Ono Bakehouse is the East Bay’s first Hawaiian bakery.
Pineapple upside-down cakes aren’t on the menu at Ono Bakehouse. Desiree Valencia, who opened a bakery dedicated to Hawaiian fare, isn’t opposed to using the abundant, if arguably overused, island fruit. “I just haven’t thought of anything to do with pineapple yet,” she says.
Coconut lovers, however, will rejoice at the prospect of finding the flavor in a variety of different iterations. Valencia glazes the mini lilikoi poppyseed pound cake with coconut and passionfruit. The butter mochi is filled with a coconut custard and topped with coconut chips and macadamia nuts. Her four-inch chocolate haupia pies are topped with a coconut custard, whipped cream and coconut chips.
For now at least, the sweet taste of pineapple is on hold as Valencia slowly starts to expand the menu. She explains that, after opening the shop in December, her employees are “well-trained up” and everyone is in a good place. “Now we can focus on putting out new things,” she says.
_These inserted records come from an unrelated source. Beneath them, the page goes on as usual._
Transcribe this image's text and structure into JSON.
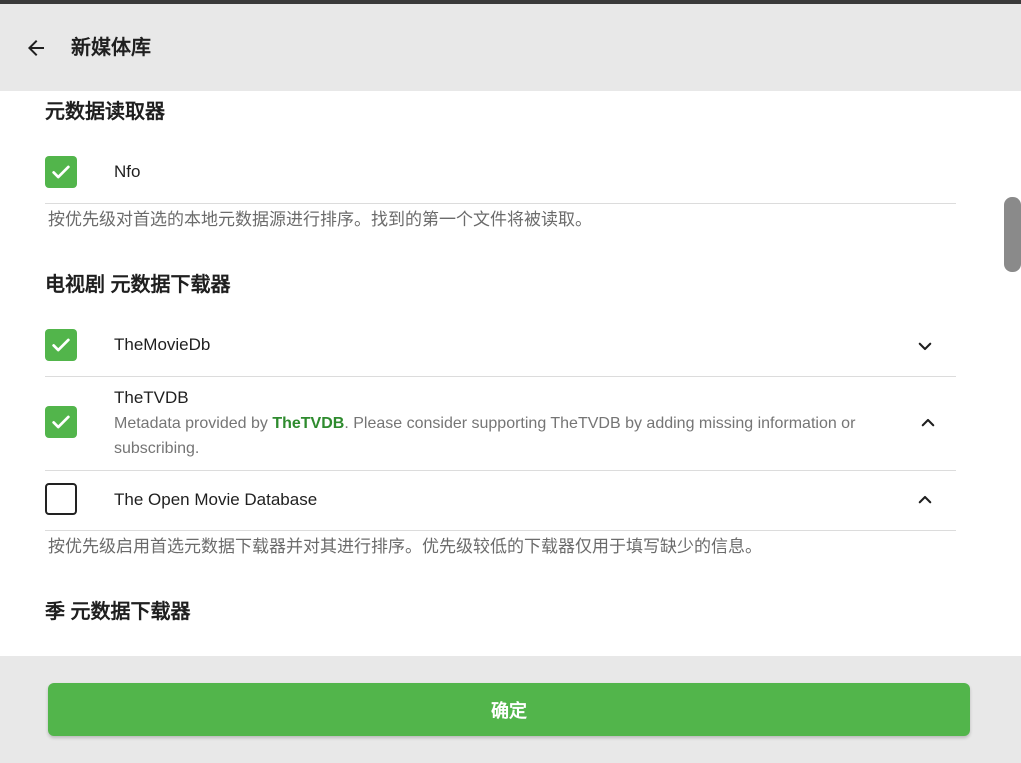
{
  "header": {
    "title": "新媒体库"
  },
  "metadata_readers": {
    "title": "元数据读取器",
    "items": [
      {
        "label": "Nfo",
        "checked": true
      }
    ],
    "help": "按优先级对首选的本地元数据源进行排序。找到的第一个文件将被读取。"
  },
  "tv_downloaders": {
    "title": "电视剧 元数据下载器",
    "items": [
      {
        "label": "TheMovieDb",
        "checked": true,
        "chevron": "chevron-down"
      },
      {
        "label": "TheTVDB",
        "checked": true,
        "chevron": "chevron-up",
        "desc_before": "Metadata provided by ",
        "desc_link": "TheTVDB",
        "desc_after": ". Please consider supporting TheTVDB by adding missing information or subscribing."
      },
      {
        "label": "The Open Movie Database",
        "checked": false,
        "chevron": "chevron-up"
      }
    ],
    "help": "按优先级启用首选元数据下载器并对其进行排序。优先级较低的下载器仅用于填写缺少的信息。"
  },
  "season_downloaders": {
    "title": "季 元数据下载器"
  },
  "footer": {
    "ok_label": "确定"
  },
  "colors": {
    "accent": "#52b54b",
    "link": "#2e8b2e",
    "header_bg": "#e8e8e8"
  }
}
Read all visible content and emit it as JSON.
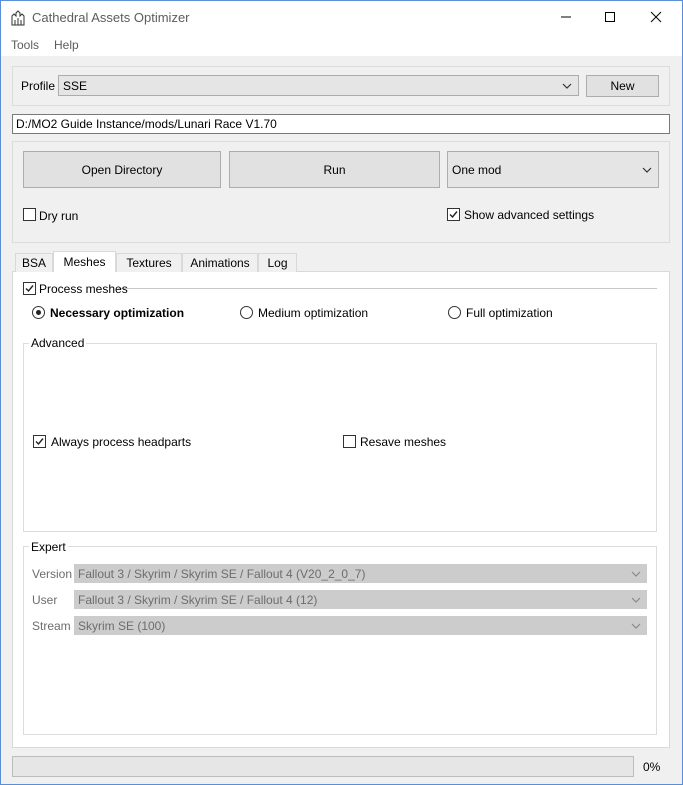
{
  "window": {
    "title": "Cathedral Assets Optimizer",
    "icons": {
      "app": "cathedral-icon",
      "minimize": "minimize-icon",
      "maximize": "maximize-icon",
      "close": "close-icon"
    }
  },
  "menu": {
    "tools": "Tools",
    "help": "Help"
  },
  "profile": {
    "label": "Profile",
    "value": "SSE",
    "new_button": "New"
  },
  "path": {
    "value": "D:/MO2 Guide Instance/mods/Lunari Race V1.70"
  },
  "actions": {
    "open_directory": "Open Directory",
    "run": "Run",
    "mode": "One mod",
    "dry_run": {
      "label": "Dry run",
      "checked": false
    },
    "show_advanced": {
      "label": "Show advanced settings",
      "checked": true
    }
  },
  "tabs": [
    {
      "label": "BSA"
    },
    {
      "label": "Meshes"
    },
    {
      "label": "Textures"
    },
    {
      "label": "Animations"
    },
    {
      "label": "Log"
    }
  ],
  "meshes": {
    "process_meshes": {
      "label": "Process meshes",
      "checked": true
    },
    "optimization": {
      "necessary": "Necessary optimization",
      "medium": "Medium optimization",
      "full": "Full optimization",
      "selected": "necessary"
    },
    "advanced": {
      "title": "Advanced",
      "always_process_headparts": {
        "label": "Always process headparts",
        "checked": true
      },
      "resave_meshes": {
        "label": "Resave meshes",
        "checked": false
      }
    },
    "expert": {
      "title": "Expert",
      "version": {
        "label": "Version",
        "value": "Fallout 3 / Skyrim / Skyrim SE / Fallout 4 (V20_2_0_7)"
      },
      "user": {
        "label": "User",
        "value": "Fallout 3 / Skyrim / Skyrim SE / Fallout 4 (12)"
      },
      "stream": {
        "label": "Stream",
        "value": "Skyrim SE (100)"
      }
    }
  },
  "progress": {
    "value": 0,
    "text": "0%"
  },
  "colors": {
    "window_border": "#5a8fd6",
    "background": "#f0f0f0",
    "disabled_text": "#6d6d6d"
  }
}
Although Ono Bakehouse has been described elsewhere in the press as “the East Bay’s First Dedicated Hawaiian Bakery,” Valencia isn’t restricting her culinary imagination to “only Hawaiian fruits.” “I’m making whatever I think tastes good,” she says. “I’m not really sticking to a strict idea.”
When we talk about a specific flavor profile that most of the customers respond to, Valencia says, “I think everyone loves passionfruit.” It’s just one of the flavors featured in a Queen Emma cake. This guava, passionfruit and coconut chiffon cake, layered with pastel-colored mousse, is an Instagram star. She tried it for the first time at local bakeries on Maui where she grew up. Her recipe is an homage to this special-occasion cake.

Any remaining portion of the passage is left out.